The minRelayTxFee and incrementalRelayTxFee both express a minimum cost for relaying data across the network. It would be a bit odd to charge more for the first announcement of a transaction, but then make it cheaper to replace the transaction, or vice versa to make it cheap to make a first announcement and expensive to replace a transaction. So both mempool policies were lowered from 1 s/vB to 0.1 s/vB in Bitcoin Core 29.1 and the upcoming v30.0.
I remember hearing that pleb nodes are rejecting a lot of these TX as they still have the default 1sat/vb minimum. I guess since they have swamped the mempool that they eventually get relayed to most mining pools and into a block.
Miners are already mining blocks with average fee rates that are sub 1 sat/VB transactions in something close to half the blocks. (Although past couple weeks not as much maybe)
The recent blocks were including fewer transactions below 1 s/vB, because enough transactions were bidding more than 1 s/vB:
Chart: last 24h, inverted feerate (highest feerate at the bottom), only txs offering 1 s/vB or more.
Markets at work! Thanks for these replies.
Bitcoin Core 29.1 already makes up over 13% of the listening nodes according to Clark Moody’s dashboard:
As Laurent has recently demonstrated with his simulation, below 90% filters, almost all corresponding transactions reliably reach non-filtering listening nodes (which I suspect miners to be). So, at this point any listening nodes that want the low feerate transactions should be receiving them reliably before they appear in blocks.

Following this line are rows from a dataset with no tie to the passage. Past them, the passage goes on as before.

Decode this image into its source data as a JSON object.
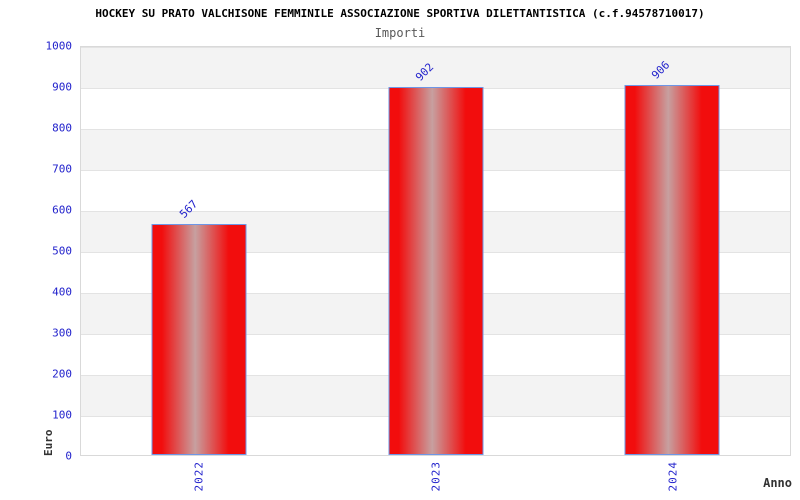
{
  "header": {
    "title": "HOCKEY SU PRATO VALCHISONE FEMMINILE ASSOCIAZIONE SPORTIVA DILETTANTISTICA (c.f.94578710017)",
    "subtitle": "Importi"
  },
  "chart_data": {
    "type": "bar",
    "title": "Importi",
    "categories": [
      "2022",
      "2023",
      "2024"
    ],
    "values": [
      567,
      902,
      906
    ],
    "xlabel": "Anno",
    "ylabel": "Euro",
    "ylim": [
      0,
      1000
    ],
    "ytick_step": 100,
    "yticks": [
      "0",
      "100",
      "200",
      "300",
      "400",
      "500",
      "600",
      "700",
      "800",
      "900",
      "1000"
    ],
    "grid": "horizontal alternating bands",
    "legend": "none",
    "colors": {
      "bar_edge_red": "#f20d0d",
      "bar_center_silver": "#c7a0a0",
      "bar_border_blue": "#6e96e6",
      "tick_label_blue": "#2222cc",
      "band_gray": "#f3f3f3",
      "band_white": "#ffffff",
      "plot_border": "#d9d9d9",
      "axis_title_color": "#333333",
      "title_color": "#000000",
      "subtitle_color": "#595959"
    }
  }
}
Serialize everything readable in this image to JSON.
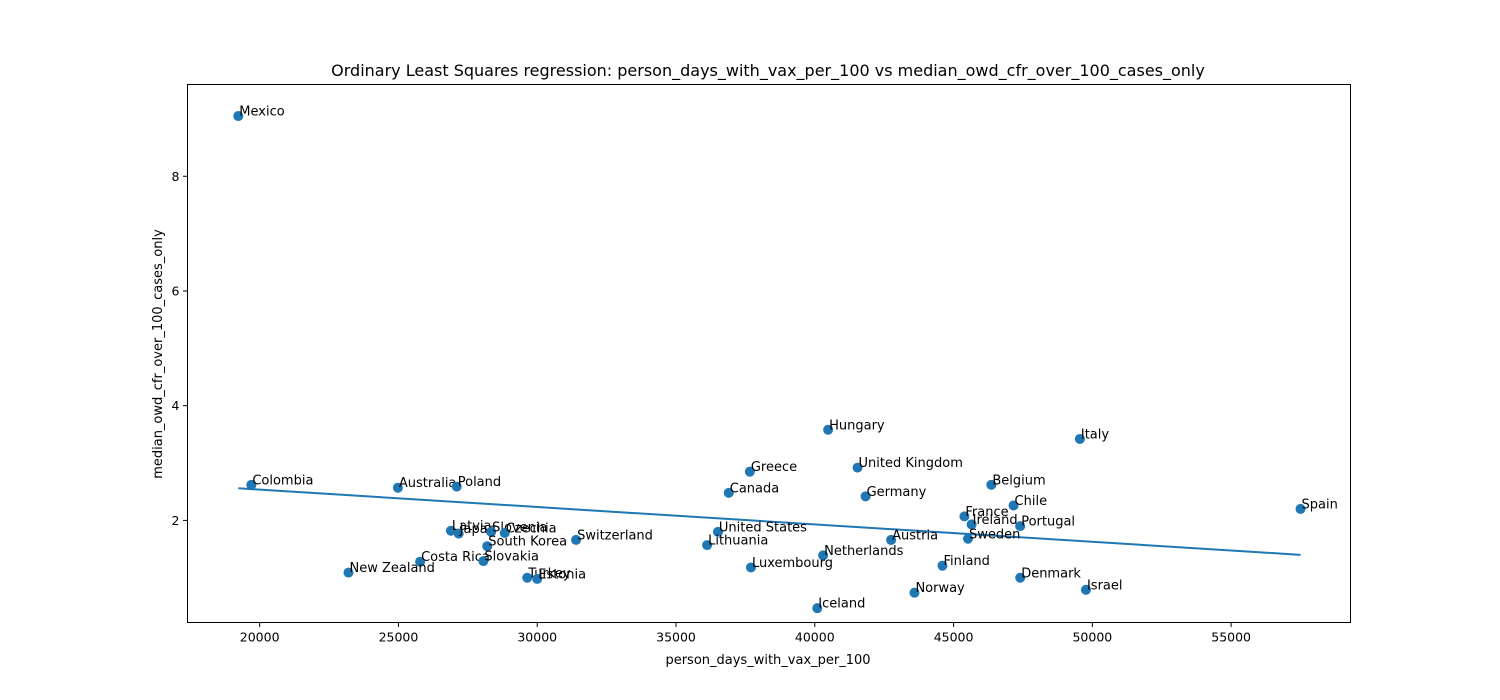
{
  "chart_data": {
    "type": "scatter",
    "title": "Ordinary Least Squares regression: person_days_with_vax_per_100 vs median_owd_cfr_over_100_cases_only",
    "xlabel": "person_days_with_vax_per_100",
    "ylabel": "median_owd_cfr_over_100_cases_only",
    "xlim": [
      17400,
      59300
    ],
    "ylim": [
      0.22,
      9.6
    ],
    "xticks": [
      20000,
      25000,
      30000,
      35000,
      40000,
      45000,
      50000,
      55000
    ],
    "yticks": [
      2,
      4,
      6,
      8
    ],
    "grid": false,
    "point_color": "#1f77b4",
    "line_color": "#1f77b4",
    "regression_line": {
      "x": [
        19230,
        57500
      ],
      "y": [
        2.56,
        1.4
      ]
    },
    "points": [
      {
        "label": "Mexico",
        "x": 19230,
        "y": 9.05
      },
      {
        "label": "Colombia",
        "x": 19700,
        "y": 2.62
      },
      {
        "label": "Australia",
        "x": 24980,
        "y": 2.57
      },
      {
        "label": "Poland",
        "x": 27100,
        "y": 2.59
      },
      {
        "label": "Hungary",
        "x": 40480,
        "y": 3.58
      },
      {
        "label": "Italy",
        "x": 49550,
        "y": 3.42
      },
      {
        "label": "Greece",
        "x": 37660,
        "y": 2.85
      },
      {
        "label": "United Kingdom",
        "x": 41540,
        "y": 2.92
      },
      {
        "label": "Belgium",
        "x": 46360,
        "y": 2.62
      },
      {
        "label": "Canada",
        "x": 36900,
        "y": 2.48
      },
      {
        "label": "Germany",
        "x": 41830,
        "y": 2.42
      },
      {
        "label": "Chile",
        "x": 47160,
        "y": 2.26
      },
      {
        "label": "Spain",
        "x": 57500,
        "y": 2.2
      },
      {
        "label": "France",
        "x": 45390,
        "y": 2.07
      },
      {
        "label": "Ireland",
        "x": 45650,
        "y": 1.93
      },
      {
        "label": "Portugal",
        "x": 47400,
        "y": 1.9
      },
      {
        "label": "Latvia",
        "x": 26890,
        "y": 1.82
      },
      {
        "label": "Japan",
        "x": 27170,
        "y": 1.77
      },
      {
        "label": "Slovenia",
        "x": 28340,
        "y": 1.8
      },
      {
        "label": "Czechia",
        "x": 28830,
        "y": 1.78
      },
      {
        "label": "United States",
        "x": 36510,
        "y": 1.8
      },
      {
        "label": "Switzerland",
        "x": 31400,
        "y": 1.66
      },
      {
        "label": "Austria",
        "x": 42750,
        "y": 1.66
      },
      {
        "label": "Sweden",
        "x": 45520,
        "y": 1.68
      },
      {
        "label": "South Korea",
        "x": 28200,
        "y": 1.55
      },
      {
        "label": "Lithuania",
        "x": 36120,
        "y": 1.57
      },
      {
        "label": "Netherlands",
        "x": 40300,
        "y": 1.39
      },
      {
        "label": "Costa Rica",
        "x": 25780,
        "y": 1.28
      },
      {
        "label": "Slovakia",
        "x": 28060,
        "y": 1.29
      },
      {
        "label": "Finland",
        "x": 44600,
        "y": 1.21
      },
      {
        "label": "Luxembourg",
        "x": 37700,
        "y": 1.18
      },
      {
        "label": "New Zealand",
        "x": 23200,
        "y": 1.09
      },
      {
        "label": "Turkey",
        "x": 29640,
        "y": 1.0
      },
      {
        "label": "Estonia",
        "x": 30000,
        "y": 0.98
      },
      {
        "label": "Denmark",
        "x": 47400,
        "y": 1.0
      },
      {
        "label": "Israel",
        "x": 49770,
        "y": 0.79
      },
      {
        "label": "Norway",
        "x": 43590,
        "y": 0.74
      },
      {
        "label": "Iceland",
        "x": 40090,
        "y": 0.47
      }
    ]
  }
}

In my ignorance, I don't see how it makes it cheaper to attack. If the attack is filling mempools with cheap transactions, the solution is paying more for your non-attack transactions.
if you used to have to pay a minimum of 1 sat/vB and the feerate is lowered, so now everyone is paying 0.1 sat/vB, but then attackers DoS mempools with lots of these transactions so you have to pay 1 sat/vB to get your transaction confirmed...nothing happened?